John’s modus operandi for the week was always the same. In the morning, he would ski with the rest of the club and eat lunch with them in the lodge. But in the afternoon, only John and his buddy Joe Mercurio were talented enough to tackle Castlerock. And shred it they would! The two of them spiritedly bounded through the moguls of Middle Earth, fairly danced down the narrow, rocky steps of the Lift Line, and zoomed effortlessly through the cascades of Castlerock Run and Rumble.

John was every bit the equal of some of Sugarbush’s instructors at the time, and is likely to have ridden the chair with many of the Europeans and even with the young Egans at some time during his many years of patronizing Sugarbush – his undoubted favorite resort, even though Whiteface was John’s home mountain.

And so it was that on one of the many annual trips that the club took to Sugarbush, on the Friday afternoon, before everyone would pile into the bus for the four-hour drive home, John and Joe took leave of the lunch table and headed to Castlerock for a few last spectacular rips.

And no sooner were they airborne on the chairlift when they heard a mighty ruckus behind them. Voices shouting callooing and callaying like dodo birds…what the heck? So, they turned around to look.

It was Jean and seven of her snow bunny friends. They are already on the chairlift, they ignored every sign that said “Experts only,” and now – completely oblivious to what they’ve just done – they’re waving to the boys like daffy looky-loos.

“HI JOHN!” “HI JOE!” “HI JOHN!” “HI JOE!”

“GET OFF HALFWAY!”

The shouts came back in an instant. Mildly panicked as it were, because eight rookie snow bunnies have no business being remotely near Castlerock, let alone trying to ski down it. Just what they needed for the last runs of the day! Noobs on Castlerock! They didn’t have the word “Jerry” back then, nor “Jerry of the Day,” but it appeared the girls were about to become the prototype for the metaphor as well as scud attack the last session of the ski trip.

“HI JOHN!” “HI JOE!” “HI JOHN!” “HI JOE!”

“GET OFF HALFWAY! WE WILL COME GET YOU! GET OFF HALFWAY!”

They didn’t.

One reason may be that John and Joe were going to the summit and planned to ski down the lift line to rescue the ladies who would presumably stay right where they were warned to. But when the girls saw the boys did not get off halfway, (like they had instructed the girls to do), they either panicked – perhaps thinking that since the boys didn’t get off, they didn’t want to get separated from either the guys or each other – or they disobeyed. Either way, they blew past every sign at Castlerock warning them not to do exactly what they were doing. They even blew past the sign at the halfway point that says something like, “WE REALLY FRIGGIN’ MEAN IT! IF YOU’RE NOT AN EXPERT GET THE HELL OFF RIGHT NOW!”

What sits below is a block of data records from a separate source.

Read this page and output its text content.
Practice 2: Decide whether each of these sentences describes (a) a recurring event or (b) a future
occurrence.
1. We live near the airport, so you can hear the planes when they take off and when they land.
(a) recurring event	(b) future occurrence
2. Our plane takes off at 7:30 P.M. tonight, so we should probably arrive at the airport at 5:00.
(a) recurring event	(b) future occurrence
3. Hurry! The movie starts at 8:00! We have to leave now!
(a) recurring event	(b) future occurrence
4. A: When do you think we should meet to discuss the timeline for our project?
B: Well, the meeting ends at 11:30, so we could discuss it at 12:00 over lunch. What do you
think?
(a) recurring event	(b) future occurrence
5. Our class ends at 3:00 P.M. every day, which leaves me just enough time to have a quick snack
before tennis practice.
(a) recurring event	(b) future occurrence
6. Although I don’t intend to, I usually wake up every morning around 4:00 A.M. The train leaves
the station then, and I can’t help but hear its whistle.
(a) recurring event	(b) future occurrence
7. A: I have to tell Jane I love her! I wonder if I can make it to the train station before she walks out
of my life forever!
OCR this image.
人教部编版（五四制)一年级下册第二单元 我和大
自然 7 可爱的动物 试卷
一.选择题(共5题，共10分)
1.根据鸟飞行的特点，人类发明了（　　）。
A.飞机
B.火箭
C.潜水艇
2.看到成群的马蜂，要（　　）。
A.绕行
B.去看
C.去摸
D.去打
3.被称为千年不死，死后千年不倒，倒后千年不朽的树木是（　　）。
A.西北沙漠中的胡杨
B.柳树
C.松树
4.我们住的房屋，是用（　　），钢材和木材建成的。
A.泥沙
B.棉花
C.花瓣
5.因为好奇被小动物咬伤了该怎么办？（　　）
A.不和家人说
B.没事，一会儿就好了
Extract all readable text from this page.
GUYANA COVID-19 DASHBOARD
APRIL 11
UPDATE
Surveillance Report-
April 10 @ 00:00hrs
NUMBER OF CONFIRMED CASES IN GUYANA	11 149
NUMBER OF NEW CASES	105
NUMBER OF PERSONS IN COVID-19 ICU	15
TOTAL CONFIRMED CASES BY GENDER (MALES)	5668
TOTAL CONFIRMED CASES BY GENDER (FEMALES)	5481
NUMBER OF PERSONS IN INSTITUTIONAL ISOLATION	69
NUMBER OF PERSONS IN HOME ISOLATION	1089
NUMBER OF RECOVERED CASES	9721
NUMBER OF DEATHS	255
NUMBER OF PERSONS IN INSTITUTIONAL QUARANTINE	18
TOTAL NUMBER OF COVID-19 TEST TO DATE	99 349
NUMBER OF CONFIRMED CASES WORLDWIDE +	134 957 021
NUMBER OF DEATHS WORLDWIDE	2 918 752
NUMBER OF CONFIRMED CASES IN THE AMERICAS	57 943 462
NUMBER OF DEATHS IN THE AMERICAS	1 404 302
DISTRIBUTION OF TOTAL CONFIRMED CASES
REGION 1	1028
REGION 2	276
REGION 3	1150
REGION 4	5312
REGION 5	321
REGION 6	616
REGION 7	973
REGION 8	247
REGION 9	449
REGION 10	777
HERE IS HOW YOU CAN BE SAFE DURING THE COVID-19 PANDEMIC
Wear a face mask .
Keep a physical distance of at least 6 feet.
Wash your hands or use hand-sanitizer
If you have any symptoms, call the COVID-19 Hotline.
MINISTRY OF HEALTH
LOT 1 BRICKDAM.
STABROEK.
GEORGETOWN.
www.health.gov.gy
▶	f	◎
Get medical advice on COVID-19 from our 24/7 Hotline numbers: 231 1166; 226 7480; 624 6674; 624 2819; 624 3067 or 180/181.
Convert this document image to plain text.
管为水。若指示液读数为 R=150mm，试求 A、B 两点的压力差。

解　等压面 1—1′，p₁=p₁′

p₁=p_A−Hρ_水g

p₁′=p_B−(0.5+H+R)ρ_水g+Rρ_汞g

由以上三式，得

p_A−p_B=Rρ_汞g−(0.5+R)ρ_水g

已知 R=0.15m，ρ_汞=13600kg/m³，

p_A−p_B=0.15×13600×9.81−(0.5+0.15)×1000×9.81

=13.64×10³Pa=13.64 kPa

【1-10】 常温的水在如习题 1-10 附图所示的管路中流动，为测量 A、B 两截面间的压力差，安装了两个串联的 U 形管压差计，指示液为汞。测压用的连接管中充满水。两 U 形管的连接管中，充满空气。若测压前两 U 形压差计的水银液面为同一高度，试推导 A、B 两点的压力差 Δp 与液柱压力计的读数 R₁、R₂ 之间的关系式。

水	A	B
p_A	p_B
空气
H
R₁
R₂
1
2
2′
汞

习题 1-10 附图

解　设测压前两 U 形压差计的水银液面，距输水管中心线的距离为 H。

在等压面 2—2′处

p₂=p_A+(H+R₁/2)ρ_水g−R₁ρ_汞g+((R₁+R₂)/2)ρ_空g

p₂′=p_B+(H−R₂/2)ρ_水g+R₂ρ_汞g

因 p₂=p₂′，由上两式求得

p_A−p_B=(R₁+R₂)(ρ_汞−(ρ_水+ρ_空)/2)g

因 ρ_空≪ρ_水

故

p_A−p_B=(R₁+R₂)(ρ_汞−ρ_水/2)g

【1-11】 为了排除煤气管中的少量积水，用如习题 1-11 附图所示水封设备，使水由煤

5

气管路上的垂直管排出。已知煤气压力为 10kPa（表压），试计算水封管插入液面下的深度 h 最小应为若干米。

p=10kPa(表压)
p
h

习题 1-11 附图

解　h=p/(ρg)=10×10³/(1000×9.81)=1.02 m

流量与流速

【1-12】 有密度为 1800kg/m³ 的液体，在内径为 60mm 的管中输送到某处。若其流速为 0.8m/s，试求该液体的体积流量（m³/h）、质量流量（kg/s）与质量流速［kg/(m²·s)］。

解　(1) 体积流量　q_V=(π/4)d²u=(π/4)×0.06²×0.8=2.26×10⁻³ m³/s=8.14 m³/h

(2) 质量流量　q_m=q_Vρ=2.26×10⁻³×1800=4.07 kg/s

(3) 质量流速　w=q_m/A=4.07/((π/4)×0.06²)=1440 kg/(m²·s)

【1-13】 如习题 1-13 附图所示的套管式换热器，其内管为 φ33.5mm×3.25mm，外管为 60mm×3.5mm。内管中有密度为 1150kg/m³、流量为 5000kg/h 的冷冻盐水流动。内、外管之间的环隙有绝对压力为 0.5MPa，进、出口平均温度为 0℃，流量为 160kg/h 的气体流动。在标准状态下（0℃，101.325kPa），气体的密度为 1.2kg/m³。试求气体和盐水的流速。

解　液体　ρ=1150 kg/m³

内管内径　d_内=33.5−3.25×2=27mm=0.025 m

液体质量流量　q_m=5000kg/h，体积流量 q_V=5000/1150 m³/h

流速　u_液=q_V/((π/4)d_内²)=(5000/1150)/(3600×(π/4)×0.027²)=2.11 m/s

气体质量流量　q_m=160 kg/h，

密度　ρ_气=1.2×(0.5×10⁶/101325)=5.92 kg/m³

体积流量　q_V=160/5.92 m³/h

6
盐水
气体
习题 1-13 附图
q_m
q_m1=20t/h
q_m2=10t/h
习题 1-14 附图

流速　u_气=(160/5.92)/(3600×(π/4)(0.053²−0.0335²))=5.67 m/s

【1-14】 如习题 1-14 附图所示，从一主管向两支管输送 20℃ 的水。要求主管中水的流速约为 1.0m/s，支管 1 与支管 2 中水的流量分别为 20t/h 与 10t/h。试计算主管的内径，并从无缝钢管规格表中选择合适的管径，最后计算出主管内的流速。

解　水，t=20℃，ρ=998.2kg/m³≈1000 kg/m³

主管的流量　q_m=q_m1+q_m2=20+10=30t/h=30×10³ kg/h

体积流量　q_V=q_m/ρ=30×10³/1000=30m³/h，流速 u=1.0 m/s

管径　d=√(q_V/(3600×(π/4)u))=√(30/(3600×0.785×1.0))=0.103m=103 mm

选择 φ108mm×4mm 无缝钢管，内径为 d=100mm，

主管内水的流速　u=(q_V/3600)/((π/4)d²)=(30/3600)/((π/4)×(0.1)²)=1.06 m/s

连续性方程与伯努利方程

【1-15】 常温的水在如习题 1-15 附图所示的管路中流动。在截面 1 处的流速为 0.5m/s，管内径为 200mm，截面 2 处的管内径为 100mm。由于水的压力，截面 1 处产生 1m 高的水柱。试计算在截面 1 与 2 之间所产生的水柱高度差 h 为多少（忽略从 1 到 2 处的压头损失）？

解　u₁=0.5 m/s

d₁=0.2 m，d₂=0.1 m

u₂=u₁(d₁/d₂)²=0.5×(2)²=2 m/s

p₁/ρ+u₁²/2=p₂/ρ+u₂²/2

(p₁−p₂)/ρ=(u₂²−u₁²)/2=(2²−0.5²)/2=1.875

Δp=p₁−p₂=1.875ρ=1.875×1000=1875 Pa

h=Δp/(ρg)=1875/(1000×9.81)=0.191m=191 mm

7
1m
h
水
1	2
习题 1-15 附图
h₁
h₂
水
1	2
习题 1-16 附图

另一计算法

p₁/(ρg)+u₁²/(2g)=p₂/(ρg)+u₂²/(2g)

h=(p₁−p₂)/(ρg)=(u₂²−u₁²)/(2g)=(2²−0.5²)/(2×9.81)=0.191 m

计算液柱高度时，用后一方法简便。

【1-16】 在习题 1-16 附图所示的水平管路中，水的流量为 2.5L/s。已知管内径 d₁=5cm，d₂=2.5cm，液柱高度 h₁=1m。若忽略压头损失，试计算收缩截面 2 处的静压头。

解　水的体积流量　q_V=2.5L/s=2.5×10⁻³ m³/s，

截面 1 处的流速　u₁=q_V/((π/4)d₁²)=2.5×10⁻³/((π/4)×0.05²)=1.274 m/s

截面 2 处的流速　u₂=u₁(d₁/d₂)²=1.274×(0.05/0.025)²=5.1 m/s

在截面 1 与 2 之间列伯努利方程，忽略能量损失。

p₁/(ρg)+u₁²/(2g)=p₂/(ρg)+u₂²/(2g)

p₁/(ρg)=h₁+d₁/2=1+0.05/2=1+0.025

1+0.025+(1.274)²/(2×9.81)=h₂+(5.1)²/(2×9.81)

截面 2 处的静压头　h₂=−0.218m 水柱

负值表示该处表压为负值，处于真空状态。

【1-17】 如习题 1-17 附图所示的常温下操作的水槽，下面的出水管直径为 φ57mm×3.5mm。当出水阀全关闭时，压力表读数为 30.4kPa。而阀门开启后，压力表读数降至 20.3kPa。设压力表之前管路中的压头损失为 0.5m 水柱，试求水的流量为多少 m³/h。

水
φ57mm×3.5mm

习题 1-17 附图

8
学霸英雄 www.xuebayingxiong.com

I might not have that exactly perfect, but it’s close enough for jazz.

So, when eight ladies disembarked at the top. John simply looked at them, said, “Okay, everyone follow me,” and took off full steam down Rumble with Joe.

And the boys didn’t stop until they got on the bus.

Three and a half hours later, cracked skis, twisted poles, busted bindings, and angry women boarded the bus. Yes, it took the eight of them that long to get down by themselves.

Joe and John were in the back of the bus with newspapers over their faces, pretending to read.

The following spring John and Jean eloped to Elkton, Maryland for a whirlwind ceremony. Back then Elkton was the Shotgun Wedding Capitol of the USA before Vegas, and John stole Jean from her possible marriage to another guy with three weeks to go!. Don’t worry – Dad just wanted to be an incurable romantic, and Mom was all about that. I was born two-and-a-half years later.

They remained together for 53 years of wedded bliss, until John’s passing in 2018. Jean stole the show at their 50th anniversary party, looking as glamorous as she did at the Sugarbush gala.

“I can’t be live how fast 50 years went by,” she sighed.